Великий и самобытный, национально русский реализм. Да, реализм. Ибо
писать натуралистически мистические реальности – не реализм, а пародия.
Ибо механически вгонять в прокрустово ложе чужих музыкальных форм
своеобычную национальную мелодию – не реализм, а семинарские хрии на
заданную тему. Получится или полнейшее уродство (как вся наша церковная
музыка XVIII–ХIX вв.), или талантливое эпигонство, более или менее
удачное повторение чужого. И не будем судить тех, кто предпочитает оригиналы:
Несчастные! должны ль упреки несть ... За то, что смели предпочесть Оригиналы спискам? |
То же в литературе. Слишком много элементов Запада хотели мы переварить в течение коротких двух столетий. В результате – у литературы русской – несварение желудка. Русская литературная культура не состоялась именно благодаря своей неорганичности и торопыжеству. У нас немало гениев, гениев первостатейных, но литературы, как традиции, не состоялось. Вслед за гениями и огромными дарованиями у нас – провал в ничто, в Боборыкиных и похуже. Средне приличного, литературно-грамотного – нет вовсе. Начало это средне приличное образовываться – за счет, правда, катастрофического понижения гениальности отдельных литературных вершин – лишь в первые десятилетия нашего века, но революция разгромила и уничтожила ростки литературной культуры, как социального явления.

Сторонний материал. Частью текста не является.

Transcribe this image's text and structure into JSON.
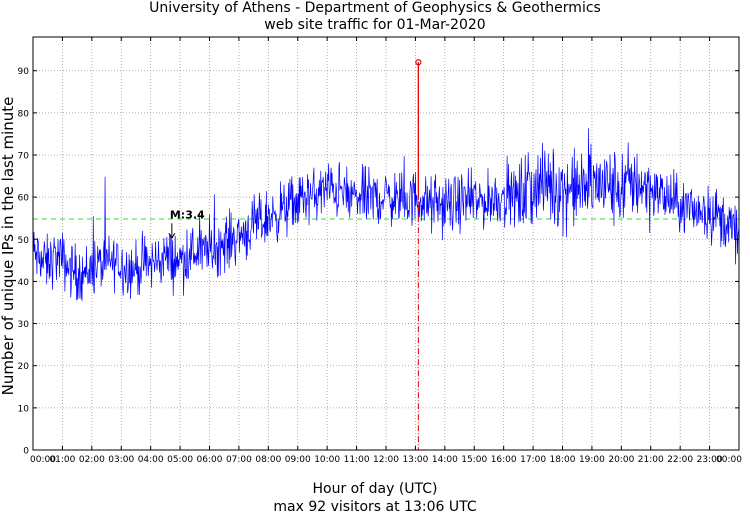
{
  "chart_data": {
    "type": "line",
    "title": "University of Athens - Department of Geophysics & Geothermics",
    "subtitle": "web site traffic for 01-Mar-2020",
    "xlabel": "Hour of day (UTC)",
    "footer": "max 92 visitors at 13:06 UTC",
    "ylabel": "Number of unique IPs in the last minute",
    "xlim": [
      0,
      24
    ],
    "ylim": [
      0,
      98
    ],
    "x_ticks": [
      "00:00",
      "01:00",
      "02:00",
      "03:00",
      "04:00",
      "05:00",
      "06:00",
      "07:00",
      "08:00",
      "09:00",
      "10:00",
      "11:00",
      "12:00",
      "13:00",
      "14:00",
      "15:00",
      "16:00",
      "17:00",
      "18:00",
      "19:00",
      "20:00",
      "21:00",
      "22:00",
      "23:00",
      "00:00"
    ],
    "y_ticks": [
      0,
      10,
      20,
      30,
      40,
      50,
      60,
      70,
      80,
      90
    ],
    "grid": true,
    "series": [
      {
        "color": "#0000ff",
        "x_hours": [
          0,
          0.25,
          0.5,
          0.75,
          1,
          1.25,
          1.5,
          1.75,
          2,
          2.25,
          2.5,
          2.75,
          3,
          3.25,
          3.5,
          3.75,
          4,
          4.25,
          4.5,
          4.75,
          5,
          5.25,
          5.5,
          5.75,
          6,
          6.25,
          6.5,
          6.75,
          7,
          7.25,
          7.5,
          7.75,
          8,
          8.25,
          8.5,
          8.75,
          9,
          9.25,
          9.5,
          9.75,
          10,
          10.25,
          10.5,
          10.75,
          11,
          11.25,
          11.5,
          11.75,
          12,
          12.25,
          12.5,
          12.75,
          13,
          13.25,
          13.5,
          13.75,
          14,
          14.25,
          14.5,
          14.75,
          15,
          15.25,
          15.5,
          15.75,
          16,
          16.25,
          16.5,
          16.75,
          17,
          17.25,
          17.5,
          17.75,
          18,
          18.25,
          18.5,
          18.75,
          19,
          19.25,
          19.5,
          19.75,
          20,
          20.25,
          20.5,
          20.75,
          21,
          21.25,
          21.5,
          21.75,
          22,
          22.25,
          22.5,
          22.75,
          23,
          23.25,
          23.5,
          23.75,
          24
        ],
        "values": [
          47,
          45,
          44,
          46,
          45,
          43,
          42,
          42,
          43,
          44,
          44,
          45,
          44,
          43,
          43,
          44,
          44,
          45,
          46,
          45,
          45,
          46,
          47,
          47,
          48,
          48,
          49,
          50,
          51,
          52,
          53,
          54,
          55,
          56,
          57,
          58,
          59,
          60,
          60,
          61,
          62,
          62,
          61,
          60,
          60,
          60,
          60,
          60,
          60,
          60,
          59,
          59,
          60,
          59,
          58,
          58,
          58,
          58,
          59,
          59,
          59,
          59,
          59,
          60,
          60,
          60,
          60,
          61,
          62,
          63,
          63,
          62,
          62,
          62,
          62,
          62,
          63,
          63,
          63,
          62,
          62,
          63,
          64,
          63,
          62,
          61,
          60,
          59,
          58,
          57,
          57,
          57,
          56,
          56,
          54,
          53,
          50
        ]
      }
    ],
    "peak": {
      "x_hours": 13.1,
      "value": 92
    },
    "reference_line": {
      "value": 54.8,
      "color": "#33dd33"
    },
    "annotation": {
      "text": "M:3.4",
      "x_hours": 4.72,
      "value": 50
    }
  }
}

А может быть, и не могла не разгромить: станового хребта у этой культуры не образовалось: слишком была она неорганической. И мало национальной, мало почвенной, мало самобытной. Оставались в силе страстные сомнения Достоевского: «Господи, да какие же мы русские?.. Действительно ли мы русские в самом деле? Почему Европа имеет на нас, кто бы мы ни были, такое сильное, волшебное, призывное впечатление? То есть, я не про тех русских теперь говорю, которые там остались, ну вот про тех простых русских, которым имя пятьдесят миллионов, которых мы, сто тысяч человек, до сих пор пресерьезно за никого считаем и над которыми глубокие сатиристические журналы наши до сих пор смеются за то, что они бород не бреют. Нет, я про нашу привилегированную и патентованную кучку теперь говорю. Ведь все, решительно почти все, что есть в нас развития, науки, искусства, гражданственности, человечности, все, все ведь оттуда, из той же страны святых чудес! Ведь вся наша жизнь по европейским складам еще с самого первого детства сложилась. Неужели же кто-нибудь из нас мог устоять против этого влияния, призыва, давления? как еще не переродились мы окончательно в европейцев? Что мы не переродились – с этим, я думаю, все согласятся, одни с радостью, другие, разумеется, со злобою на то, что мы не доросли до перерождения... Ведь не няньки же и мамки наши сберегли нас от перерождения. Ведь грустно и смешно в самом деле подумать, что не было б Арины Родионовны, няньки Пушкина, так, может быть, и не было б у нас Пушкина. Ведь это вздор! Неужели же не вздор? А что если в самом деле не вздор?»
И все, призывающие русских переродиться в русских европейцев, забывают, что переродиться можно только в обезличенных, как стершийся алтын, средних европейцев, в никому неинтересный тип человека европейской улицы, высоконравственного туземца-студента европейского университета. Все, кричащие о маскараде русских славянофилов и почвенников, о кафтане Константина Леонтьева, зипуне Клюева, – начисто забывают о просаленных кожаных коротких штанах баварцев, о шотландских мужских юбках, о национальных костюмах тирольцев, испанцев, венгров, голландцев. Там это не кажется маскарадом: это ведь Европа...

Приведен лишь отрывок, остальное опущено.